America’s top envoy to China has warned that getting approval – from both sides – for the long-proposed bilateral investment treaty between the United States and China is going to be tough.

The treaty would need a two-thirds majority in the US Senate and getting it approved would be “very difficult”, Terry Branstad said on Wednesday during a panel session at the Fortune Global Forum in the southern city of Guangzhou.

“And if we were able to get all the support of the United States Senate, I can’t imagine it would be approved in China.”

Negotiations for the treaty to ensure equal investment opportunities for both countries – which began in 2008 – have been languishing and the administration of US President Donald Trump has not made a decision as to whether to continue with the talks.

“I think that is the difficulty, that the administration has not made the decision whether to go forward with that. But at this point in time, I think it would be a very difficult task – both to get the agreement with China, but to get the agreement that would be acceptable to get the bipartisan two-thirds majority for confirmation in the United States Senate,” he said.

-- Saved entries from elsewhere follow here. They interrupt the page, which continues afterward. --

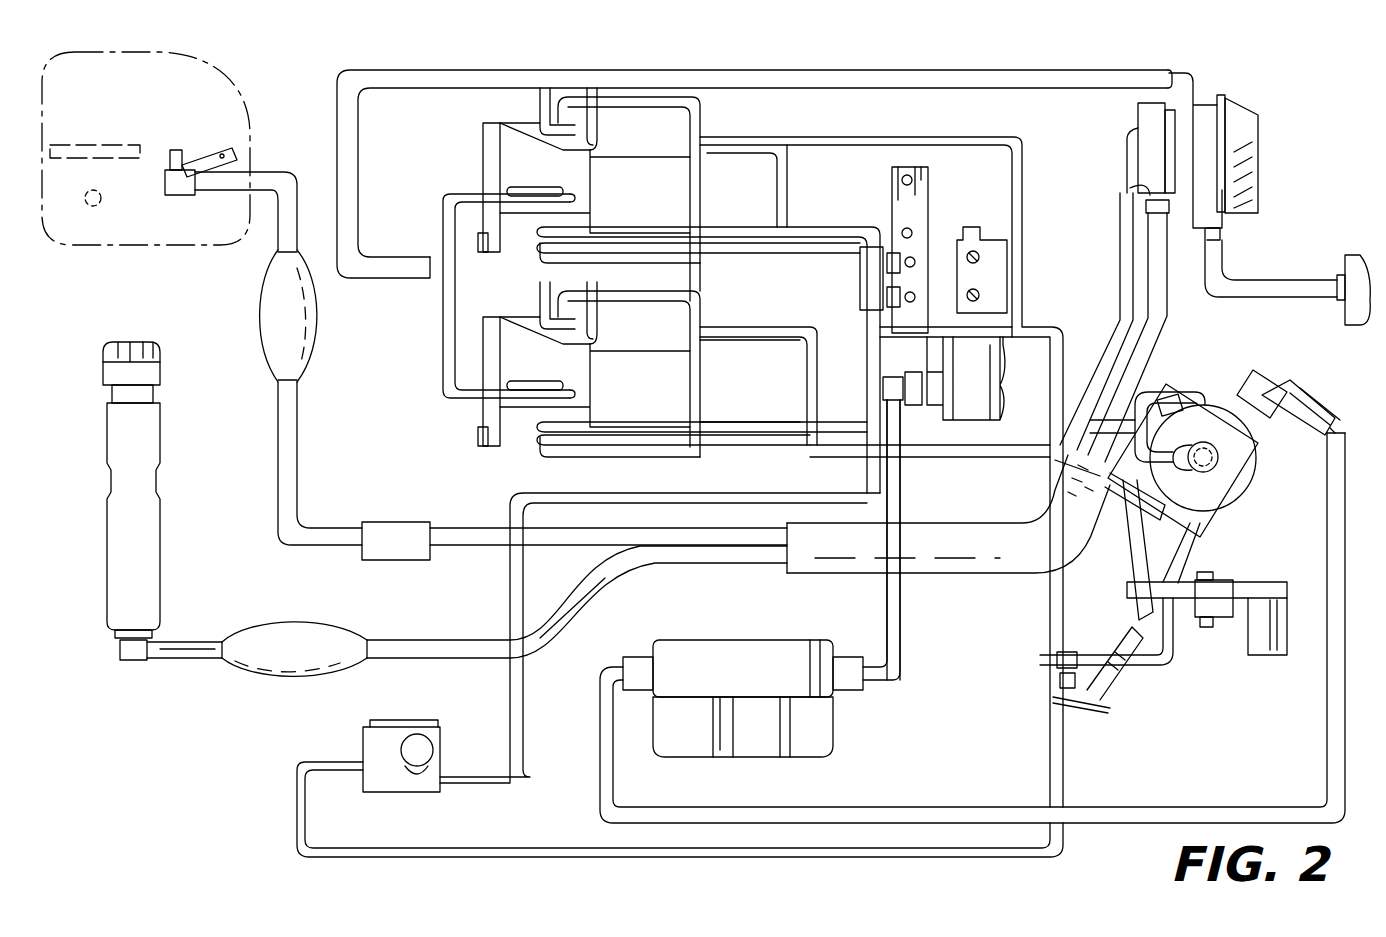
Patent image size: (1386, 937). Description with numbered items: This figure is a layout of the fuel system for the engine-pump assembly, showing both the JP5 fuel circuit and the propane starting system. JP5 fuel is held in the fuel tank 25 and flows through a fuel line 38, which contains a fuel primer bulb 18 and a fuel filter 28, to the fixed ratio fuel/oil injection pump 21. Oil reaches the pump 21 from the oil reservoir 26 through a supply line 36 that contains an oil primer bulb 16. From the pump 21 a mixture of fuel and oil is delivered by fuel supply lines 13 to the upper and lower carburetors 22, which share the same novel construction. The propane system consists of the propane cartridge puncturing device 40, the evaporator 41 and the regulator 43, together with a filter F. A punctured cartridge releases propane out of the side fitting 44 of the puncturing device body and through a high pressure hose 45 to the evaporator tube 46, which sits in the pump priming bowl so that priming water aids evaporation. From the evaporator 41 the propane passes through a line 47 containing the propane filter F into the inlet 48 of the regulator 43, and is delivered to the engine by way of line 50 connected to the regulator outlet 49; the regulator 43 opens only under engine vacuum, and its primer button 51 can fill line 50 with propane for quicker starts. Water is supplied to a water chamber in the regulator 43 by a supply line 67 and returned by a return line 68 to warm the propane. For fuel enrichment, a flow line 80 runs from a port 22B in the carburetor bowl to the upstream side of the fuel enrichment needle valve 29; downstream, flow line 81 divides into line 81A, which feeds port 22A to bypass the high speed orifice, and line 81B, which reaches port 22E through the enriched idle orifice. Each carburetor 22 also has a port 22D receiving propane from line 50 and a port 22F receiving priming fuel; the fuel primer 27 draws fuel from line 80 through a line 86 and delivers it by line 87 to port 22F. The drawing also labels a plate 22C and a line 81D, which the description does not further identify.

The fuel supply lines 13 is at (1010, 75).
The oil primer bulb 16 is at (281, 630).
The fuel primer bulb 18 is at (262, 350).
The fixed ratio fuel/oil injection pump 21 is at (1200, 95).
The carburetor 22 is at (483, 172).
The port 22A is at (537, 248).
The port 22B is at (537, 232).
The filter plate 22C is at (572, 187).
The port 22D is at (572, 150).
The port 22E is at (547, 88).
The port 22F is at (594, 138).
The fuel tank 25 is at (170, 72).
The oil reservoir 26 is at (152, 433).
The fuel primer 27 is at (370, 742).
The fuel filter 28 is at (392, 552).
The fuel enrichment needle valve 29 is at (910, 297).
The oil supply line 36 is at (417, 640).
The fuel line 38 is at (278, 490).
The propane cartridge puncturing device 40 is at (987, 217).
The evaporator 41 is at (789, 614).
The regulator 43 is at (1239, 380).
The side fitting 44 is at (915, 405).
The high pressure hose 45 is at (904, 630).
The evaporator tube 46 is at (852, 677).
The line 47 is at (1022, 773).
The inlet 48 is at (1245, 452).
The regulator outlet 49 is at (1067, 535).
The line 50 is at (662, 150).
The primer button 51 is at (1236, 484).
The supply line 67 is at (1127, 562).
The return line 68 is at (1156, 667).
The flow line 80 is at (806, 227).
The flow line 81 is at (784, 335).
The line 81A is at (634, 263).
The line 81B is at (700, 190).
The fuel line 81D is at (705, 120).
The line 86 is at (656, 497).
The line 87 is at (992, 135).
The propane filter F is at (1322, 382).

The US ambassador to China also said the economic relationship between the two nations had grown significantly since his first visit to the country in 1984 on a trade mission.

China was now the largest US trading partner and its biggest export market outside North America, he said, describing the numbers as “staggering”. Bilateral trade had exceeded US$650 billion, he said.

China is the largest US trading partner and its biggest export market outside North America. Photo: AP

“There is much to be optimistic about. But there are also parts of the economic relationship that we are less happy with,” Branstad said. “Trade between China and the United States has not been fair for a long time now. Goods and services offered by the United States face an increasingly uneven playing field here in China.”

Nearly 20 years after it joined the World Trade Organisation, China was far less open to US exports and investments than the US was to exports and investments from China, Branstad said.

“We would like to see a fair and reciprocal commercial relationship with China, and we want to see meaningful progress towards that goal,” he said.

Branstad also said the two countries should be doing more to rein in North Korea, which was on “a suicide mission that makes no sense”.

Asked why Trump had not visited North Korea – similar to the strategic and diplomatic overture made by former US president Richard Nixon when he went to China in 1972 – Branstad said the timing might not be right.

“That could happen sometime in the future, but certainly not now,” he said at the forum.

In a separate interview with CNBC on Wednesday, Branstad said North Korea was now the biggest threat to humankind, and China and the US could stop it.

“What’s happening with [North Korea’s] illegal and aggressive development of nuclear weapons and ballistic missiles ... This is the biggest threat to humankind right now,” he told CNBC in Beijing.

“I want to compliment the Chinese for the changes they’ve made in the last three months, they’ve supported both of the resolutions passed by the United Nations Security Council and I believe they’re working hard to enforce the sanctions,” he said.

“But I think there’s still more that needs to be done. We need to keep on working together and we share the conviction that we need to denuclearise the Korean peninsula, and China and America can play a key role in working with the rest of the world.”